Coverage is enforced by Vitest unit tests (tests/ts/i18n/i18n.test.ts) and an end-to-end Playwright spec (tests/e2e/i18n.spec.ts) that boots the app with ?lang=fr and asserts both a translated UI menu and a French Sigima label coming through the Pyodide bridge.

Use of Generative AI

DataLab-Web is funded under an NLnet grant and complies with the NLnet policy on the use of Generative AI. Generative AI (GenAI) models are used on this project as a development aid, on auxiliary tasks such as boilerplate, first drafts of tests and documentation, code exploration, log analysis and porting patterns from the Qt desktop codebase to React / TypeScript.

High-level code review, architectural decisions, scientific validation of the Sigima algorithms and any structural choice remain under exclusive human responsibility.
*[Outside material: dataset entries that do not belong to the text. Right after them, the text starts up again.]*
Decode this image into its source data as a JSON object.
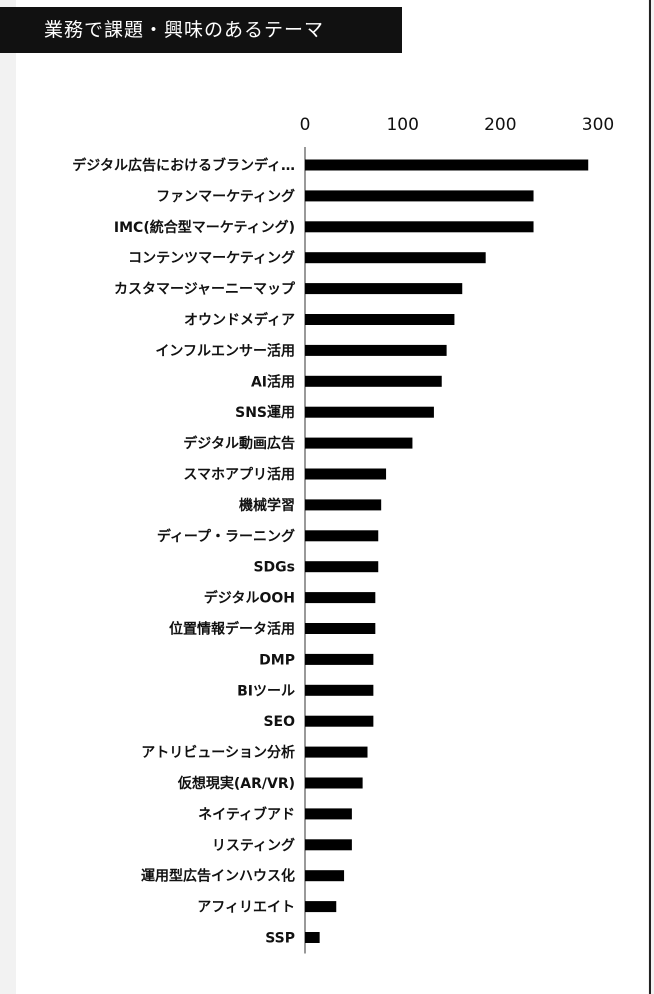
{
  "title": "業務で課題・興味のあるテーマ",
  "chart_data": {
    "type": "bar",
    "orientation": "horizontal",
    "title": "業務で課題・興味のあるテーマ",
    "xlim": [
      0,
      300
    ],
    "xticks": [
      0,
      100,
      200,
      300
    ],
    "xtick_labels": [
      "0",
      "100",
      "200",
      "300"
    ],
    "axis_position": "top",
    "grid": false,
    "bar_color": "#000000",
    "categories": [
      "デジタル広告におけるブランディ…",
      "ファンマーケティング",
      "IMC(統合型マーケティング)",
      "コンテンツマーケティング",
      "カスタマージャーニーマップ",
      "オウンドメディア",
      "インフルエンサー活用",
      "AI活用",
      "SNS運用",
      "デジタル動画広告",
      "スマホアプリ活用",
      "機械学習",
      "ディープ・ラーニング",
      "SDGs",
      "デジタルOOH",
      "位置情報データ活用",
      "DMP",
      "BIツール",
      "SEO",
      "アトリビューション分析",
      "仮想現実(AR/VR)",
      "ネイティブアド",
      "リスティング",
      "運用型広告インハウス化",
      "アフィリエイト",
      "SSP"
    ],
    "values": [
      290,
      234,
      234,
      185,
      161,
      153,
      145,
      140,
      132,
      110,
      83,
      78,
      75,
      75,
      72,
      72,
      70,
      70,
      70,
      64,
      59,
      48,
      48,
      40,
      32,
      15
    ]
  }
}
No AI-generated content is committed without prior human review, and contributions consisting solely of AI-generated output without substantial human intellectual contribution are not accepted.

Provenance is tracked at the commit level: any commit containing (partially) AI-generated material carries an Assisted-by: <Model> <Version> trailer in its message (e.g. Assisted-by: Claude Opus 4.7). Commits without that trailer are deemed to contain no AI-assisted content.

The full contributor-facing rules — including the commit convention and license-compatibility requirements — live in CONTRIBUTING.md.

Roadmap

Short-term:

  • Generic results-table view aligned with the desktop Results panel.
  • Richer image data preview (numeric grid with virtualised scrolling).
  • Move the main DataLabRuntime off the UI thread (macros already run in a dedicated Web Worker; the main computation Pyodide instance still lives on the main thread).
  • Additional file formats through sigima.io (currently focused on text and HDF5).

Longer-term:

  • Remote control bridge to a real DataLab desktop instance via the Web API.
  • Collaborative sessions through shared workspace files.

License

BSD 3-Clause, same as DataLab and Sigima.